Formula summary table
| Metric |
Meaning |
Expression (M/M/1) |
| ρ |
Utilization (busy fraction) |
λ/μ |
| L |
Avg. number in system |
ρ/(1-ρ) |
| Lq |
Avg. number waiting |
ρ²/(1-ρ) |
| W |
Avg. time in system |
L/λ = 1/(μ-λ) |
| Wq |
Avg. waiting time |
Lq/λ = λ / (μ(μ-λ)) |
Assumptions and limitations
- Poisson arrivals (Markovian): interarrival times are exponential and independent; arrival rate λ is constant.
- Exponential service times (Markovian): service durations are memoryless with constant rate μ.
- Single server: exactly one job/customer can be served at a time.
- Queue discipline: typically assumes first-come, first-served (FCFS). Other disciplines can change waiting-time distributions (though some averages may coincide under specific conditions).
- Infinite queue capacity and calling population: no blocking, and potential arrivals are not limited by a finite population.
- Steady-state requirement: the closed-form averages require λ < μ.

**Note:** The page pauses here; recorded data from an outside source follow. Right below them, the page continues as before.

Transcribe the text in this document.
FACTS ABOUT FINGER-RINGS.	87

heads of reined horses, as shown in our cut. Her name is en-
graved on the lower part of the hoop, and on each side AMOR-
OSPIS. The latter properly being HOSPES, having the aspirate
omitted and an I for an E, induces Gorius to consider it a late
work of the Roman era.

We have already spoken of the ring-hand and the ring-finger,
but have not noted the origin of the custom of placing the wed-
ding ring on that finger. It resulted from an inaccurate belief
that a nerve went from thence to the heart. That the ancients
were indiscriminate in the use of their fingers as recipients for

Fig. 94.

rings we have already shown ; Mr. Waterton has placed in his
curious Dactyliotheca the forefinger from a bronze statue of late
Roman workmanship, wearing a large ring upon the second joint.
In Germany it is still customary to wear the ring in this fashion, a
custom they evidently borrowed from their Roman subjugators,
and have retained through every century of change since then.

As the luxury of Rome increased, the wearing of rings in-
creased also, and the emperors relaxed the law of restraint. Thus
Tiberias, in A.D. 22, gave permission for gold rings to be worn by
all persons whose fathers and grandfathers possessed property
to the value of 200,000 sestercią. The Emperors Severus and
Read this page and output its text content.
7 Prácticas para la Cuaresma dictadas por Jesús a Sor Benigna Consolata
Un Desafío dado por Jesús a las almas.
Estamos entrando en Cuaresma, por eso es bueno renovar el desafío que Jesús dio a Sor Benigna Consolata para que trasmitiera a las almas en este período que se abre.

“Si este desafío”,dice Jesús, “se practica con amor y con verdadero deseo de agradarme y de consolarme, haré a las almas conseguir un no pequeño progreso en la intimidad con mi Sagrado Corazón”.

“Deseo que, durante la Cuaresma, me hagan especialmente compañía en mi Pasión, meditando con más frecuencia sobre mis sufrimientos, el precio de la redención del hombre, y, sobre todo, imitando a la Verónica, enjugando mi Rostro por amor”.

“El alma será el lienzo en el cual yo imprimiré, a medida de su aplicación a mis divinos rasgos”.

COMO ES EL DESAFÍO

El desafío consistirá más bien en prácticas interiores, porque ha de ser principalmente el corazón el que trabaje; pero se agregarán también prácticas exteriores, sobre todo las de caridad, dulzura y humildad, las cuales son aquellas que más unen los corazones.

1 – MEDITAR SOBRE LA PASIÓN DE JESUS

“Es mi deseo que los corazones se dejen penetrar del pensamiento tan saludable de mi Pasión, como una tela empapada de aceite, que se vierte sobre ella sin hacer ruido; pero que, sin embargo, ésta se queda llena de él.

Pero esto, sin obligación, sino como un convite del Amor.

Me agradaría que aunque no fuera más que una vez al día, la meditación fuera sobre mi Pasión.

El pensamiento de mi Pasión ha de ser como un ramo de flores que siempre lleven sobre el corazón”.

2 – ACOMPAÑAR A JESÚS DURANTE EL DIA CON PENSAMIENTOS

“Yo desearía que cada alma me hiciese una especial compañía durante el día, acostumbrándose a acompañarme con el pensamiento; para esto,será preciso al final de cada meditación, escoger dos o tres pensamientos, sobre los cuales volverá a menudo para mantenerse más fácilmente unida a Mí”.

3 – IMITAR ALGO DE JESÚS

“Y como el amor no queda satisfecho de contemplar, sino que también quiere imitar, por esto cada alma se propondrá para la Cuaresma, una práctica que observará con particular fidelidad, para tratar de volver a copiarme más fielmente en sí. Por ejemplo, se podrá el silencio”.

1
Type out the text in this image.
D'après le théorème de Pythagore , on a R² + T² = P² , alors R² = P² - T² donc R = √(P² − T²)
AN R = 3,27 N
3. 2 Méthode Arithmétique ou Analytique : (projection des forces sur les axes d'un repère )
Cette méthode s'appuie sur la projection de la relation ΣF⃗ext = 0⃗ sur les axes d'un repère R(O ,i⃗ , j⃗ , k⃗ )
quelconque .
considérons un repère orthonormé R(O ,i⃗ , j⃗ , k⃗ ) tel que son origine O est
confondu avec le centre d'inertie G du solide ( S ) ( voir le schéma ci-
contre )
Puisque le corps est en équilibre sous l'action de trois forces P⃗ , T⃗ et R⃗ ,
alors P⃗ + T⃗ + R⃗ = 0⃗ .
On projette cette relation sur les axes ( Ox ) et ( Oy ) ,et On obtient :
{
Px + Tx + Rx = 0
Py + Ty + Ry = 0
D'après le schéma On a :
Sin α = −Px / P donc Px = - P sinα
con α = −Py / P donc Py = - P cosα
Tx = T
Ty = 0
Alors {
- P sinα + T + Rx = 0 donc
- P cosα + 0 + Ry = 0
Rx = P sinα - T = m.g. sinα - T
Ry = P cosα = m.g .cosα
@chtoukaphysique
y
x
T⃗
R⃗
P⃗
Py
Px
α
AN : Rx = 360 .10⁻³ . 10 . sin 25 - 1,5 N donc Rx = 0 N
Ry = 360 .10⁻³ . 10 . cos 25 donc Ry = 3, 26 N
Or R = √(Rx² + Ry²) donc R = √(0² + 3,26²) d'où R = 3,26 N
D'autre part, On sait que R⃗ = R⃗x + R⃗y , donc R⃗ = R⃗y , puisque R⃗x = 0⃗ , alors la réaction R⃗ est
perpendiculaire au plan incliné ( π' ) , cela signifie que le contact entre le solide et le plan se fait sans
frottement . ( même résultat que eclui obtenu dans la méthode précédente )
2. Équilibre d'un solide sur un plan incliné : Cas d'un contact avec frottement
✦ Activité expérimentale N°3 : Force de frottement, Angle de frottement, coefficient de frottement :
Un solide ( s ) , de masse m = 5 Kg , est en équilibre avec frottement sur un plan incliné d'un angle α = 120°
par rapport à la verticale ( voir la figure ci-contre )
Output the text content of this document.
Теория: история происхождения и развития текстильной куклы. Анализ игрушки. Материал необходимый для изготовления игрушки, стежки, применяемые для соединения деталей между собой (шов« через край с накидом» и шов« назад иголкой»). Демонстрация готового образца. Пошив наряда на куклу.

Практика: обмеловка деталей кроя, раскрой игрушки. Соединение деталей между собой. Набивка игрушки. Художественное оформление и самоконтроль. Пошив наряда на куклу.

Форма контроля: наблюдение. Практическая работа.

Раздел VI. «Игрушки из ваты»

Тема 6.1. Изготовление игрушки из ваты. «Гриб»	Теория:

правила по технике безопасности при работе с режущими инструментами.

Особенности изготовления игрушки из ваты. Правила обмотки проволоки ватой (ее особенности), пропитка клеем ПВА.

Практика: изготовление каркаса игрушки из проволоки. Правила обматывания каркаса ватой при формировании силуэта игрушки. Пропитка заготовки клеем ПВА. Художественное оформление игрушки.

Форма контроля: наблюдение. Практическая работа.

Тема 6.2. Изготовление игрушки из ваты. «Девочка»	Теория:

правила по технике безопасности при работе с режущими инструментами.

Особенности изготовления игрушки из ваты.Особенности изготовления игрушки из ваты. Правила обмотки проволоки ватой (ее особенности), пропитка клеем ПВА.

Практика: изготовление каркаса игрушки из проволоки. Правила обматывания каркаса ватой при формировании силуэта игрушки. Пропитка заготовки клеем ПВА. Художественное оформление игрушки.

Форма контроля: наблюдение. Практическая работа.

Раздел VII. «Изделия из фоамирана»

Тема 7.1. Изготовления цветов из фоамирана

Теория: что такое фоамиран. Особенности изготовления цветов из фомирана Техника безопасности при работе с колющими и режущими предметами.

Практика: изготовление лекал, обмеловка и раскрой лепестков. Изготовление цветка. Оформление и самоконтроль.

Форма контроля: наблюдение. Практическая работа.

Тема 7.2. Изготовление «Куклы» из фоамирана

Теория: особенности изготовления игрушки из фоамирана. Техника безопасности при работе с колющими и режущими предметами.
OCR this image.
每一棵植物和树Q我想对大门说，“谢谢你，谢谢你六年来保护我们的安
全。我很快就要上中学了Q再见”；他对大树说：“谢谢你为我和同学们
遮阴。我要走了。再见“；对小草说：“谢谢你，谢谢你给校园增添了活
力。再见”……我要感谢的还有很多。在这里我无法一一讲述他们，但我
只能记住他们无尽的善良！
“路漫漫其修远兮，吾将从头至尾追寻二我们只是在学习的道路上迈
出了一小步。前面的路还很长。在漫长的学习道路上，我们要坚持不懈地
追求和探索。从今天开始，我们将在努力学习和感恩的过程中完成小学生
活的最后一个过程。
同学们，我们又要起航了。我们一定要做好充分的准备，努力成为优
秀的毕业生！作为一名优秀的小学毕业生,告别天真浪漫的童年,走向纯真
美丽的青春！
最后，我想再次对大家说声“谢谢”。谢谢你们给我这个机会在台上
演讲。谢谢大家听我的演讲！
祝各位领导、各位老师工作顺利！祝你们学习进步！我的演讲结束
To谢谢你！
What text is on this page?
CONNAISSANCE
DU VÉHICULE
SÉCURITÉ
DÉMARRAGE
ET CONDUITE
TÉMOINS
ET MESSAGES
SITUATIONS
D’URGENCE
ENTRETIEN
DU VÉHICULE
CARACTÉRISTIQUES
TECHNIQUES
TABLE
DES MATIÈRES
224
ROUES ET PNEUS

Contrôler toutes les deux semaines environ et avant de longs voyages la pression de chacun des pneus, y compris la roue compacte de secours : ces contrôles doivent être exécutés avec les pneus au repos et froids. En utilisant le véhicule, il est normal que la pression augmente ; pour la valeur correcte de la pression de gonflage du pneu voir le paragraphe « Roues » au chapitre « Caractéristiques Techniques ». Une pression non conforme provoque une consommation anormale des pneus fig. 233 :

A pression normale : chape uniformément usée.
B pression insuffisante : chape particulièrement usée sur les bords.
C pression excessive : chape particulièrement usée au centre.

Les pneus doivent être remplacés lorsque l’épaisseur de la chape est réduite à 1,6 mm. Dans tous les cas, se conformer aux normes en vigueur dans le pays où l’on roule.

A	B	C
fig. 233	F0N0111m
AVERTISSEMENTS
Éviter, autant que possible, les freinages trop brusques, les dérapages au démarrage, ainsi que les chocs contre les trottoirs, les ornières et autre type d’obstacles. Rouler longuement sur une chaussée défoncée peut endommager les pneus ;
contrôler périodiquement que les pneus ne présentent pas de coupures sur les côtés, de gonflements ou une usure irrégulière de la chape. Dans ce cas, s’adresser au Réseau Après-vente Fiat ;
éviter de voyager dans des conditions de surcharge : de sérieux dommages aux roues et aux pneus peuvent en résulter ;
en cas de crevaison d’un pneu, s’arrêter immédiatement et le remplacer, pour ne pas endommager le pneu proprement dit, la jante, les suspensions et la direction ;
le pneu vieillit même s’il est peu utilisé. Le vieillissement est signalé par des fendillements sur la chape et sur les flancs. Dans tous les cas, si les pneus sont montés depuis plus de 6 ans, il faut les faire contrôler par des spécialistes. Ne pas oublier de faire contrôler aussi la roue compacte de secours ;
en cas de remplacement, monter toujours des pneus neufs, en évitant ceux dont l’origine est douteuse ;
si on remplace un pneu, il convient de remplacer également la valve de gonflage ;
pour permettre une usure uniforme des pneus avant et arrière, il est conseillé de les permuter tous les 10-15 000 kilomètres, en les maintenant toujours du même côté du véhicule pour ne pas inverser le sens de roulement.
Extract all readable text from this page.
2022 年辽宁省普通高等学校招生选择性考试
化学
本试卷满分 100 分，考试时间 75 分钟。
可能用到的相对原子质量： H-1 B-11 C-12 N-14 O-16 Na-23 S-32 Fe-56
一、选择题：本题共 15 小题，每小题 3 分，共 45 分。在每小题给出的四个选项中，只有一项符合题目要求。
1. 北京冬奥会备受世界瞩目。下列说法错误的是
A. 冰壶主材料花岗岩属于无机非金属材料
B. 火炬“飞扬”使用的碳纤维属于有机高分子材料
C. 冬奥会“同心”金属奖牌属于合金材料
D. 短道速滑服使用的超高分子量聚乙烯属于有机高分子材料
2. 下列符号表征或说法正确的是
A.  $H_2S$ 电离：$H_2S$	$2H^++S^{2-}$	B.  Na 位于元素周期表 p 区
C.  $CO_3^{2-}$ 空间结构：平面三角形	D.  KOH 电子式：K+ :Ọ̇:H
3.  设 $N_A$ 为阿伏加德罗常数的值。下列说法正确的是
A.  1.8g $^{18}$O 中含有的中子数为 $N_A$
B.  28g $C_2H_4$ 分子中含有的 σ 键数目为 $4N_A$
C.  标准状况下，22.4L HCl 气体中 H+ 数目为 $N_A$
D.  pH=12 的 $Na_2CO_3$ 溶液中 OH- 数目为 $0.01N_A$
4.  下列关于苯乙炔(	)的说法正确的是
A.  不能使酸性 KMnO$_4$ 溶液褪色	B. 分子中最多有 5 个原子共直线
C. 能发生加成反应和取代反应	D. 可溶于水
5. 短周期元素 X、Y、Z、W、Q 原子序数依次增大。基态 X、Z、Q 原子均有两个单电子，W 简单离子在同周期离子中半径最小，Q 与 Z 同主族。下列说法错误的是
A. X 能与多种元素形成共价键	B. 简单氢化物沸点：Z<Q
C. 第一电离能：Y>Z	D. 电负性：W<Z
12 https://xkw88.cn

- Real-world variability: bursty arrivals, time-varying rates, batching, priorities, or non-exponential service can make actual waits differ materially from M/M/1 predictions.
Historical note
M/M/1 analysis is rooted in early telephone-traffic engineering. Agner Krarup Erlang developed foundational queueing models to quantify congestion and staffing needs in telephone exchanges, and those ideas remain central to modern operations, from contact centers to computing systems.